4 min read

Paintings of 2026: Spring and Summer

Paintings of 2026: Spring and Summer

I don't know if painting is the smartest thing to do.

2026 brought with it a foothold in the fine art world, a welcome change from adapting AI-generated logos so that companies could say human hands touched their marketing material.

This is not to say that all graphic design work has been meaningless. I have an ongoing contract with CMHA Nova Scotia to develop educational material for their hands-on mental health workshops, and the experience of working with them has been great.

The problem with graphic design is that the values of the company really matter, and sometimes the written values don't match the practice.

Fine art is different.

Painting relies on my vision and skill – both of which can be refined gradually over time. Drawing and painting is what gave me confidence in myself for the first time, 7 years ago, when I was still deep in the alien landscape of schizophrenia recovery.

Painting allows me to work with the whole, the sum of my parts. I don't have to shrink or conform. I can be mentally ill. I can rest my body or pursue an obsession, in equal measure.

It's this freedom that has forced me to confront a very real concern in my life, which is to learn how to trust in...what exactly? The universe? My community? Myself? And just get on with it. Make my silly little marketing videos, apply for funding, and paint.


Reference and self-reference

Learning how to see the world over and over again has led to some interesting moments in time. I find myself capturing reference photos during my commute or during travel to other parts of the province. My camera has become a dutiful sidekick.

Textures and contrast in Halifax, Nova Scotia.
High Head Trail, Prospect Nova Scotia

Something about capturing reference images forces me to examine the differences between the world within psychosis and the world outside of it.

In many ways, psychosis creates compositions, just like a work of art.

But there's a voyeuristic and nuanced quality to carrying multiple frames of reference with me at all times. There's the composition my camera captured, the composition in "real life" (whatever we want to call consensus reality) and the composition that schizophrenia enables me to examine.

Merging overlapping layers of psycho-spiritual memory, emotion, and consensus reality is my goal. I do it imperfectly. Sometimes I am practicing the skill and technique of painting, and other times I am capturing something internal. Sometimes both, and sometimes neither.

Fisherman's Cove 1, 7"x10" Oil on canvas.
Derealization, 9x12 Gouache on canvas

Sometimes, the work is more explicitly psychotic, like "Derealization" (above), which during the making of, I experienced a strange and sudden depersonalization process. I began to feel like a non-person. Just an entity experiencing the weight of the present moment, every second on the clock felt within my bones.

Snow Crab Sunrise, 5x5 gouache on Canvas
Tiny Mountain Valley, 5x5 gouache on canvas (not for sale)

"Snow Crab Sunrise" and "Tiny Mountain Valley" are my first foray into painting miniature works, allowing me to build up layers of impasto technique quickly. 5x5 inch canvases allow me to land on compositional choices immediately and confidently.

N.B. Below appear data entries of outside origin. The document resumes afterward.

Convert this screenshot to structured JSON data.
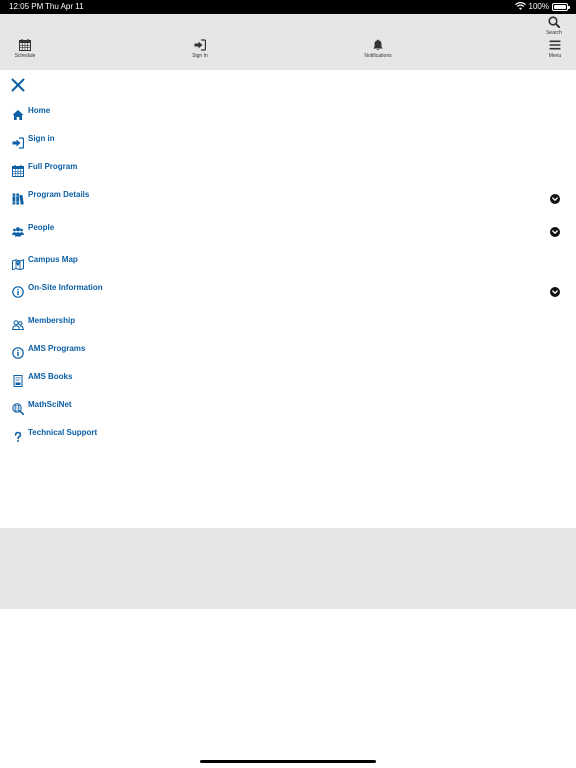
{
  "status_bar": {
    "time": "12:05 PM",
    "date": "Thu Apr 11",
    "battery": "100%"
  },
  "toolbar": {
    "schedule": "Schedule",
    "signin": "Sign In",
    "notifications": "Notifications",
    "search": "Search",
    "menu": "Menu"
  },
  "colors": {
    "accent": "#0b5fa5",
    "toolbar_bg": "#e6e6e6",
    "band_bg": "#e5e5e5"
  },
  "menu": {
    "items": [
      {
        "label": "Home",
        "icon": "home-icon"
      },
      {
        "label": "Sign in",
        "icon": "sign-in-icon"
      },
      {
        "label": "Full Program",
        "icon": "calendar-icon"
      },
      {
        "label": "Program Details",
        "icon": "books-icon",
        "expandable": true
      },
      {
        "label": "People",
        "icon": "people-icon",
        "expandable": true
      },
      {
        "label": "Campus Map",
        "icon": "map-icon"
      },
      {
        "label": "On-Site Information",
        "icon": "info-icon",
        "expandable": true
      },
      {
        "label": "Membership",
        "icon": "membership-icon"
      },
      {
        "label": "AMS Programs",
        "icon": "info-icon"
      },
      {
        "label": "AMS Books",
        "icon": "book-icon"
      },
      {
        "label": "MathSciNet",
        "icon": "globe-search-icon"
      },
      {
        "label": "Technical Support",
        "icon": "question-icon"
      }
    ]
  }
}
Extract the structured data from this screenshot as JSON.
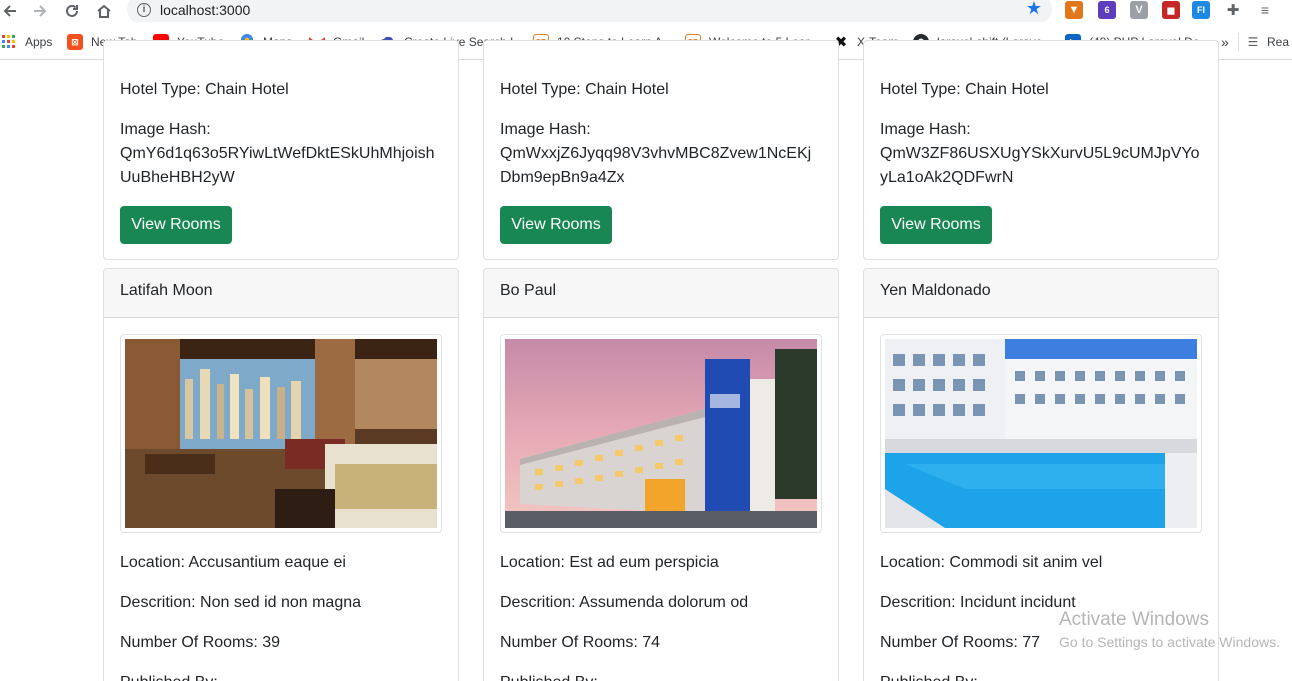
{
  "browser": {
    "url": "localhost:3000",
    "extension_badge": "6",
    "bookmarks": [
      {
        "label": "Apps",
        "icon": "apps-grid-icon"
      },
      {
        "label": "New Tab",
        "icon": "new-tab-icon"
      },
      {
        "label": "YouTube",
        "icon": "youtube-icon"
      },
      {
        "label": "Maps",
        "icon": "maps-pin-icon"
      },
      {
        "label": "Gmail",
        "icon": "gmail-icon"
      },
      {
        "label": "Create Live Search I...",
        "icon": "cloud-icon"
      },
      {
        "label": "10 Steps to Learn A...",
        "icon": "sp-icon"
      },
      {
        "label": "Welcome to 5 Lear...",
        "icon": "sp-icon"
      },
      {
        "label": "X-Team",
        "icon": "x-team-icon"
      },
      {
        "label": "laravel-shift (Larave...",
        "icon": "github-icon"
      },
      {
        "label": "(48) PHP Laravel De...",
        "icon": "linkedin-icon"
      },
      {
        "label": "Rea",
        "icon": "reading-list-icon"
      }
    ],
    "more_label": "»"
  },
  "top_cards": [
    {
      "hotel_type": "Hotel Type: Chain Hotel",
      "hash_label": "Image Hash:",
      "hash": "QmY6d1q63o5RYiwLtWefDktESkUhMhjoishUuBheHBH2yW",
      "button": "View Rooms"
    },
    {
      "hotel_type": "Hotel Type: Chain Hotel",
      "hash_label": "Image Hash:",
      "hash": "QmWxxjZ6Jyqq98V3vhvMBC8Zvew1NcEKjDbm9epBn9a4Zx",
      "button": "View Rooms"
    },
    {
      "hotel_type": "Hotel Type: Chain Hotel",
      "hash_label": "Image Hash:",
      "hash": "QmW3ZF86USXUgYSkXurvU5L9cUMJpVYoyLa1oAk2QDFwrN",
      "button": "View Rooms"
    }
  ],
  "hotels": [
    {
      "owner": "Latifah Moon",
      "image": "hotel-room-photo",
      "location": "Location: Accusantium eaque ei",
      "description": "Descrition: Non sed id non magna",
      "rooms": "Number Of Rooms: 39",
      "published": "Published By:"
    },
    {
      "owner": "Bo Paul",
      "image": "hotel-exterior-photo",
      "location": "Location: Est ad eum perspicia",
      "description": "Descrition: Assumenda dolorum od",
      "rooms": "Number Of Rooms: 74",
      "published": "Published By:"
    },
    {
      "owner": "Yen Maldonado",
      "image": "hotel-pool-photo",
      "location": "Location: Commodi sit anim vel",
      "description": "Descrition: Incidunt incidunt",
      "rooms": "Number Of Rooms: 77",
      "published": "Published By:"
    }
  ],
  "watermark": {
    "title": "Activate Windows",
    "subtitle": "Go to Settings to activate Windows."
  },
  "colors": {
    "button": "#198754",
    "accent": "#1a73e8"
  }
}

Procession, 11x14 Oil on canvas (not for sale)

"Procession" was my first successful oil impasto painting, and it nearly made me quit. Oil is notoriously difficult to get right, and there's a "messy middle" stage to oils that lasted for many hours while working on this. "Procession" was painted after laying our matriarchal grandmother to rest at High Head trail in Nova Scotia.

Throughout this painting, I lost sight of my process many times. Eventually I realized I was painting my grief.

Mystra, 6x9 watercolour and ink on cold-press paper

On a more joyful note, my paternal Greek grandmother is alive and well, and so I shipped this watercolour with my parents (who leave for Greece today) for her. She has always been a huge supporter of my work, and shipping to Greece is exceptionally difficult, so I was glad I could pack something small and flat for her.

Thank you to all my subscribers, supporters, family and friends. I couldn't do it without you.